Vision Language Models (VLMs) have shown promise in automating image diagnosis and interpretation in clinical settings. However, developing specialist medical VLMs requires substantial computational resources and carefully curated datasets, and it remains unclear under which conditions generalist and specialist medical VLMs each perform best. This study highlights the complementary strengths of specialist medical and generalist VLMs. Specialists remain valuable in modality-aligned use cases, but we find that efficiently fine-tuned generalist VLMs can achieve comparable or even superior performance in most tasks, particularly when transferring to unseen or rare OOD medical modalities. These results suggest that generalist VLMs, rather than being constrained by their lack of specialist medical pretraining, may offer a scalable and cost-effective pathway for advancing clinical AI development.

Figures (5)

• Figure 1: An overview of the MedVLMBench. a. Distribution of the benchmarking corpus across two tasks (i.e., diagnosis and VQA), four imaging modalities, and ten datasets. Percentages indicate each dataset’s share of the total samples. b. Evaluation settings and definition of RQ gaps. Our study includes both off-the-shelf VLMs and task-specific VLMs obtained via parameter-efficient fine-tuning (PEFT) on individual datasets. We also consider both in-distribution (ID) and out-of-distribution (OOD) imaging modalities for different RQ analyses. The definition of ID and OOD can be found in Sec. \ref{['sec:datasets']}. c. The architectures of contrastive VLMs employed for disease diagnosis tasks, along with the two fine-tuning strategies incorporated therein: low-rank adaptation (LoRA) and linear probing. d. The architecture of generative VLMs used for medical VQA tasks and the LoRA-based SFT fine-tuning strategy.

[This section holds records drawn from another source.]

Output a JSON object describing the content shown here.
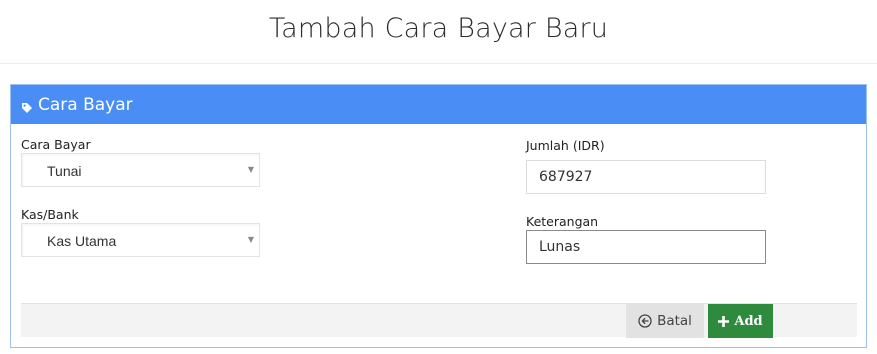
{
  "header": {
    "title": "Tambah Cara Bayar Baru"
  },
  "panel": {
    "title": "Cara Bayar",
    "icon": "tag-icon",
    "accent_color": "#4a8ef5"
  },
  "form": {
    "cara_bayar": {
      "label": "Cara Bayar",
      "value": "Tunai"
    },
    "kas_bank": {
      "label": "Kas/Bank",
      "value": "Kas Utama"
    },
    "jumlah": {
      "label": "Jumlah (IDR)",
      "value": "687927"
    },
    "keterangan": {
      "label": "Keterangan",
      "value": "Lunas"
    }
  },
  "actions": {
    "cancel_label": "Batal",
    "cancel_icon": "arrow-left-circle-icon",
    "add_label": "Add",
    "add_icon": "plus-icon",
    "add_color": "#2e8b3d"
  }
}
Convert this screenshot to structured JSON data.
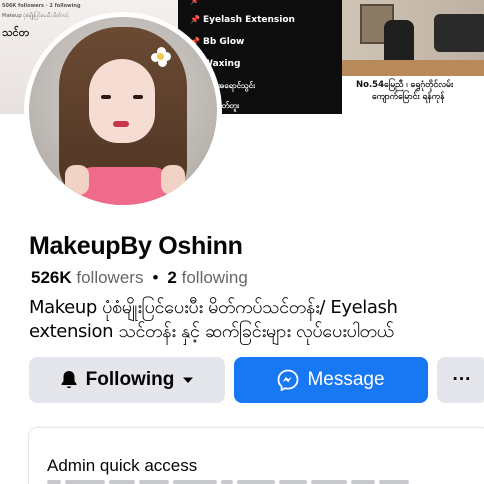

• Figure 2: Benchmarking results of disease diagnosis and VQA tasks. a. Disease diagnosis with contrastive VLMs. Six CLIP-family models and two SigLIP-family models are included. For each dataset, we report the OTS and LP performance (metric: AUROC). b. VQA with generative VLMs. Multiple open-source VLM from diverse families and two proprietary commercial VLMs (o3 and Gemini 2.5 Pro) are included. For each dataset, we report OTS and SFT performance (metric: overall GPT score). In a and b, we use blue to denote generalist VLMs and use green to denote medical VLMs. The dagger ($\mathbf{\dagger}$) marks datasets whose imaging modality was seen during the corresponding model’s pre-training, i.e, ID for that VLM. All estimates are accompanied by uncertainty computed via nonparametric bootstrapping with 1,000 replicates.
• Figure 3: Comparison between generalist VLMs and their counterpart specialist medical VLMs. a. Disease diagnosis. Metric: AUROC. b. VQA. Metric: overall GPT Score. Within each model family, RQ gaps are computed using the best-performing generalist and specialist medical VLMs. A negative RQ1 gap (green line) reflects a specialist advantage in the OTS setting; a positive RQ2 gap (blue line) indicates that generalists surpass specialists after light-weight adaptation; and a positive RQ3 gap (pink line) denotes superior generalization of generalists on OOD tasks. All estimates are accompanied by uncertainty computed via nonparametric bootstrapping with 1,000 replicates.
• Figure 4: Comparison between generalist VLMs and the best-performing specialist medical VLMs. a. Disease diagnosis. Metric: AUROC. b. VQA. Metric: overall GPT Score. The bars indicate the performance of the generalist VLMs. The dark and light dashed lines denote the performance of the best and second-best specialist VLMs, respectively. The OTS and fine-tuned performances for those VLMs are distinguished by green and purple, respectively. For medical VLMs, we report OTS performance on ID data and fine-tuned performance on OOD data. Note that when computing the RQ gap, we only consider OTS medical models on ID data and fine-tuned medical models on OOD data. If a certain dataset has no ID or OOD medical models, the corresponding dashed line will be absent. The error bars show 95% confidence intervals. All estimates are accompanied by uncertainty computed via nonparametric bootstrapping with 1,000 replicates.
• Figure 5: Benchmarking results of VQA tasks with overall F1 score. a, VQA results with generative VLMs. b, Family-wise RQ gap results for disease and VQA. The metrics in the figure is the overall tokenized F1 score. All estimates are accompanied by uncertainty computed via nonparametric bootstrapping with 1,000 replicates.